Nina Myers au miroir - In memoriam
” Toi tu fais partie du jeu. Tu es une part active à la vérité de Nina Meyers. A son mensonge. C’est aussi pour toi que Nina ment.
Dans le mensonge, il faut deux personnes : un menteur et quelqu’un qui l’écoute, qui avale le mensonge, la couleuvre. Qu’est-ce qu’un menteur seul ?
Un miroir.
Un miroir vide.
Qui me reflète à l’infini. Telle est la prison de Nina Meyers (…)
Le miroir, c’est une cérémonie intime”.
Laurent Herrou, Nina Myers, revue Pylône, automne 2004, n°3.
Avec tous mes remerciements.


Le 2/02/2005 à 11:07
très beau cet extrait Sandrine…le texte in extenso est aussi beau?
Le 2/02/2005 à 12:09
Oui et j’espère que l’auteur ne m’en voudra pas si, sans lui avoir demandé l’autorisation, j’ai voulu partager quelques extraits de son texte sur ce blog. :-)
Il s’agit d’une variation littéraire sur le personnage de Nina Myers.
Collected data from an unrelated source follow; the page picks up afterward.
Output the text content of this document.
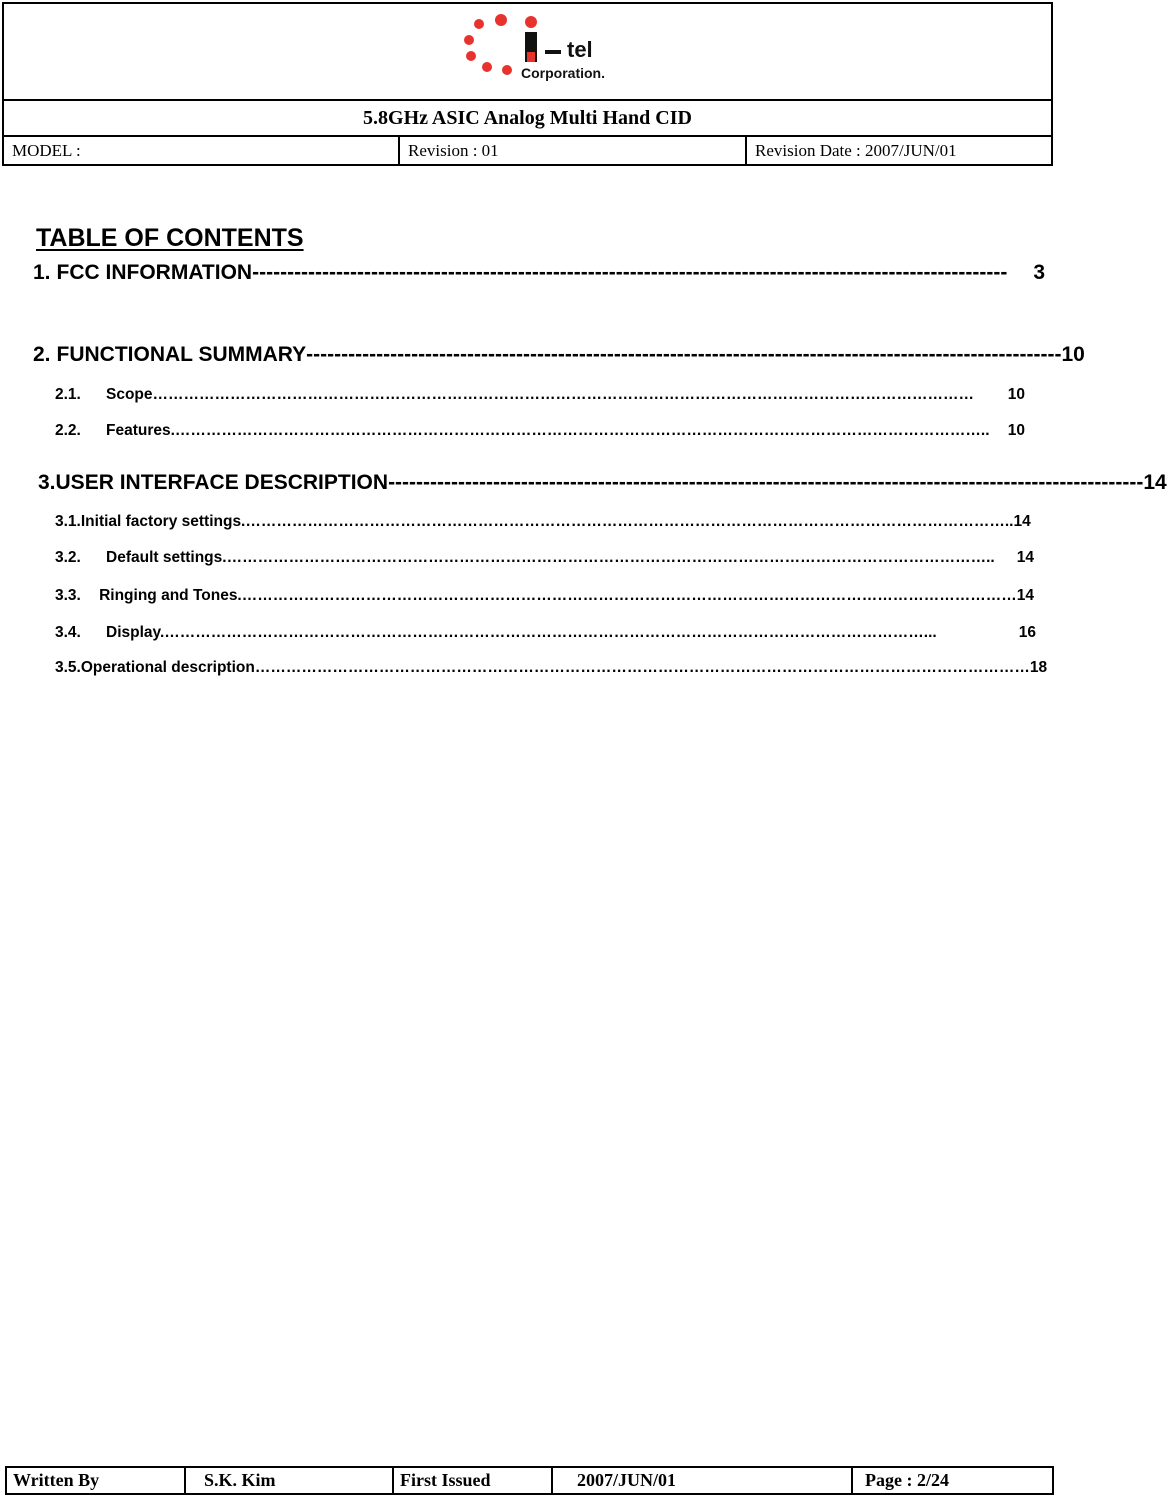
tel
Corporation.
5.8GHz ASIC Analog Multi Hand CID
MODEL :	Revision : 01	Revision Date : 2007/JUN/01
TABLE OF CONTENTS
1. FCC INFORMATION ------------------------------------------------------------------------------------------------------------	3
2. FUNCTIONAL SUMMARY ------------------------------------------------------------------------------------------------------------ 10
2.1.	Scope ……………………………………………………………………………………………………………………………………………	10
2.2.	Features. …………………………………………………………………………………………………………………………………………..	10
3. USER INTERFACE DESCRIPTION ------------------------------------------------------------------------------------------------------------ 14
3.1. Initial factory settings. ………………………………………………………………………………………………………………………………….. 14
3.2.	Default settings. …………………………………………………………………………………………………………………………………..	14
3.3.	Ringing and Tones. …………………………………………………………………………………………………………………………………… 14
3.4.	Display. …………………………………………………………………………………………………………………………………...	16
3.5. Operational description …………………………………………………………………………………………………………………………………… 18
Written By	S.K. Kim	First Issued	2007/JUN/01	Page : 2/24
Le fait que ce ne soit pas une approche critique est particulièrement intéressant. Il s’agit d’une incursion imaginaire dans l’esprit de la tueuse et qui questionne l’expérience spectatorielle. Presqu’une incantation.
Mais, je ne sais pas si Laurent serait d’accord avec cette analyse. Je lui renouvelle en tout cas mes remerciements pour m’avoir envoyé cette revue fort intéressante. Et le félicite encore pour ce beau texte.
Le 2/02/2005 à 18:46
you never call!!! i miss you:::
how is your leg?
Le 2/02/2005 à 19:43
He, baby ! I feel muche better now and I promise, I will call U soon. Are You still in Clermont Ferrand ? Let’s meet each other when you’re in Paris.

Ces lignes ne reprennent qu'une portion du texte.